The company introduced Deepfish this week at the O'Reilly Emerging Technology Conference in San Diego as a limited technology preview. The software is available by invitation only to a small number of beta users.
Developed by Microsoft Live Labs, the browser has a zoom in/out feature that makes it different than similar software used on phones today. Rather than offering a reformatted version of a Web page, Deepfish captures and delivers the full layout in an as-designed view. Using the software's joystick, the user can navigate through a page and zoom in and out of portions. The browser doesn't support Web sites with Ajax, animation, Javascript, cookies, or ActiveX controls.
Web sites today are often rewritten for phones, which leads to boring pages absent of the original design. In general, however, developers and designers don't provide phone friendly versions of pages unless there's a compelling business need.

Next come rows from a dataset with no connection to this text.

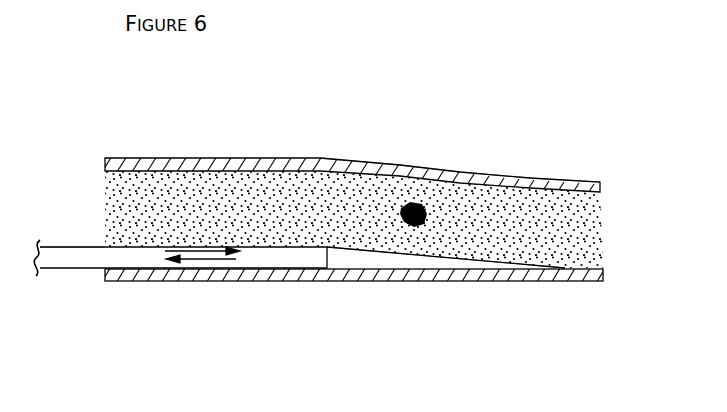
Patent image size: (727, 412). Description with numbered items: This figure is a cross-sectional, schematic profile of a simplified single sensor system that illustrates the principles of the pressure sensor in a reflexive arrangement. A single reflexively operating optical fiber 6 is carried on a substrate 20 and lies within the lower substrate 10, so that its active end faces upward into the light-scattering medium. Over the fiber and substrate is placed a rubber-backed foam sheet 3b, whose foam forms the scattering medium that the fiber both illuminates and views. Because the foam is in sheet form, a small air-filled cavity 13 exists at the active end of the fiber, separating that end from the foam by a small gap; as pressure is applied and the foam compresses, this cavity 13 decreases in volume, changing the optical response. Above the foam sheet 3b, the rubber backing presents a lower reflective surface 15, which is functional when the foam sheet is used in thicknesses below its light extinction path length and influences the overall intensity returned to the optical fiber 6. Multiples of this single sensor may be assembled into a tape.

The optical fiber 6 is at (55, 250).
The rubber-backed foam sheet 3b is at (260, 190).
The lower reflective surface 15 is at (482, 187).
The lower substrate 10 is at (567, 273).
The substrate 20 is at (138, 282).
The air-filled cavity 13 is at (360, 260).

To make more content available via phones, makers of current browsers reformat pages to fit the phone's small screen, often making the pages difficult to read. Microsoft Live Labs believes it's on the right track toward solving these problems with Deepfish's zoom feature, Gary William Flake, founder and director of the labs said in a Q&A published on Microsoft's Web site.Deepfish is currently a prototype technology, and Microsoft hasn't said when, or if, it would be made widely available.

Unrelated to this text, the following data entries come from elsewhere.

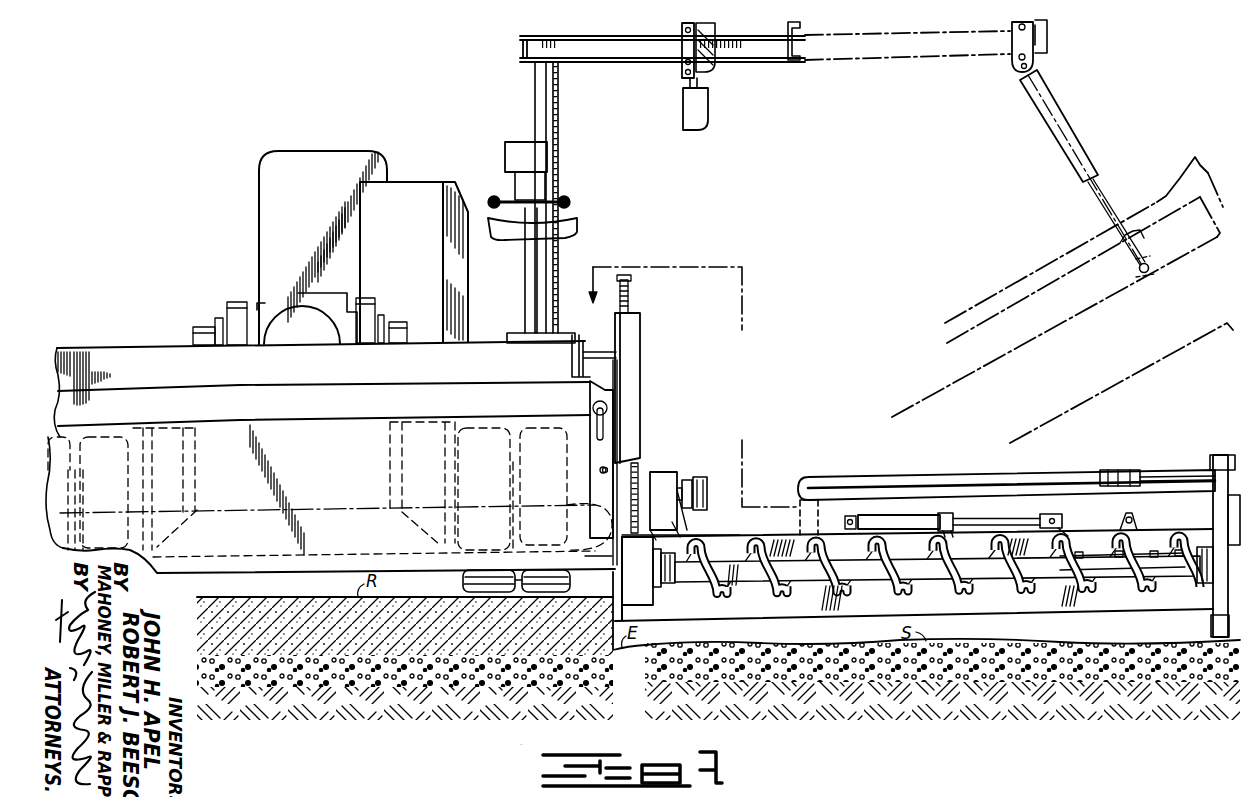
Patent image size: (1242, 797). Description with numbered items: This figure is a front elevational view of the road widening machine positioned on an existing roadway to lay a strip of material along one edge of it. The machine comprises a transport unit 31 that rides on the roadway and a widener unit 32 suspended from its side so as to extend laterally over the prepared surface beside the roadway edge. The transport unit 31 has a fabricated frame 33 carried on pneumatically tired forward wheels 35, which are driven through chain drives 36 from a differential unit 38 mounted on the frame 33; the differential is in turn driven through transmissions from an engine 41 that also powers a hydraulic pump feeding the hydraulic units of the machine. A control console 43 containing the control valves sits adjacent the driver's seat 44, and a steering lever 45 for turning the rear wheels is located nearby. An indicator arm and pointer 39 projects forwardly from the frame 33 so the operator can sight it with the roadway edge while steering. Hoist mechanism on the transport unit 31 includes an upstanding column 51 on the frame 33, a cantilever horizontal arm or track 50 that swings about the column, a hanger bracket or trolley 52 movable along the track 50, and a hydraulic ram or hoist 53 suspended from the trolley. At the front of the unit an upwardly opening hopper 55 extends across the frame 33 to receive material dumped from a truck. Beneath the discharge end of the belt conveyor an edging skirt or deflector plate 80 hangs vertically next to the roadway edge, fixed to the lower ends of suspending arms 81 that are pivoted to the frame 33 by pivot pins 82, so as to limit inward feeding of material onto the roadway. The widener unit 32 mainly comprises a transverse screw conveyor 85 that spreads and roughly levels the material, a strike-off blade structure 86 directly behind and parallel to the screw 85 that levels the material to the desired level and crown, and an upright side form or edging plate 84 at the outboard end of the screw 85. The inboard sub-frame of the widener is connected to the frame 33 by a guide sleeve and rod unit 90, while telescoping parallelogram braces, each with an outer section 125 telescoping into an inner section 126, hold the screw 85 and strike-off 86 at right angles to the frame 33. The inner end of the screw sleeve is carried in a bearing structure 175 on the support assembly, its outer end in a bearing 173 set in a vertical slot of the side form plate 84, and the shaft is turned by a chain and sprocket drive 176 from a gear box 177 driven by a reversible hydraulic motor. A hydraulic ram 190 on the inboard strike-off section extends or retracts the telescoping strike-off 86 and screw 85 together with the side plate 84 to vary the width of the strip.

The transport unit 31 is at (165, 348).
The widener unit 32 is at (1042, 268).
The frame 33 is at (240, 376).
The forward wheels 35 is at (113, 437).
The chain drives 36 is at (218, 320).
The differential unit 38 is at (305, 310).
The indicator arm and pointer 39 is at (600, 437).
The engine 41 is at (330, 160).
The control console 43 is at (418, 188).
The driver's seat 44 is at (568, 232).
The steering lever 45 is at (572, 201).
The cantilever horizontal arm or track 50 is at (757, 48).
The upstanding column 51 is at (562, 104).
The hanger bracket or trolley 52 is at (702, 73).
The hydraulic ram or hoist 53 is at (697, 122).
The hopper 55 is at (207, 563).
The edging skirt or deflector plate 80 is at (608, 562).
The suspending arms 81 is at (604, 458).
The pivot pins 82 is at (608, 468).
The side form or edging plate 84 is at (1200, 580).
The screw conveyor 85 is at (1040, 604).
The strike-off blade structure 86 is at (950, 520).
The guide sleeve and rod unit 90 is at (638, 366).
The outer section 125 is at (1157, 478).
The inner section 126 is at (1008, 482).
The bearing 173 is at (1213, 615).
The bearing structure 175 is at (660, 604).
The chain and sprocket drive 176 is at (668, 476).
The gear box 177 is at (686, 521).
The hydraulic ram 190 is at (907, 518).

Wireless carriers would welcome any technology that would increase the use of data servers. The average revenue per user for voice services in 2006 fell by an average of 5% for the 13 global carriers tracked by iSuppli. Collectively, the carriers represent more than 1 billion subscribers.
ISuppli predicts average revenue per user will continue to decline this year and in the future. Seeing the same trend, carriers are turning to music, video, gaming, and other data services to try to offset the losses. Revenue from premium multimedia content, which includes audio, video, and games, rose 22% globally last year to $16.4 billion, the research firm said.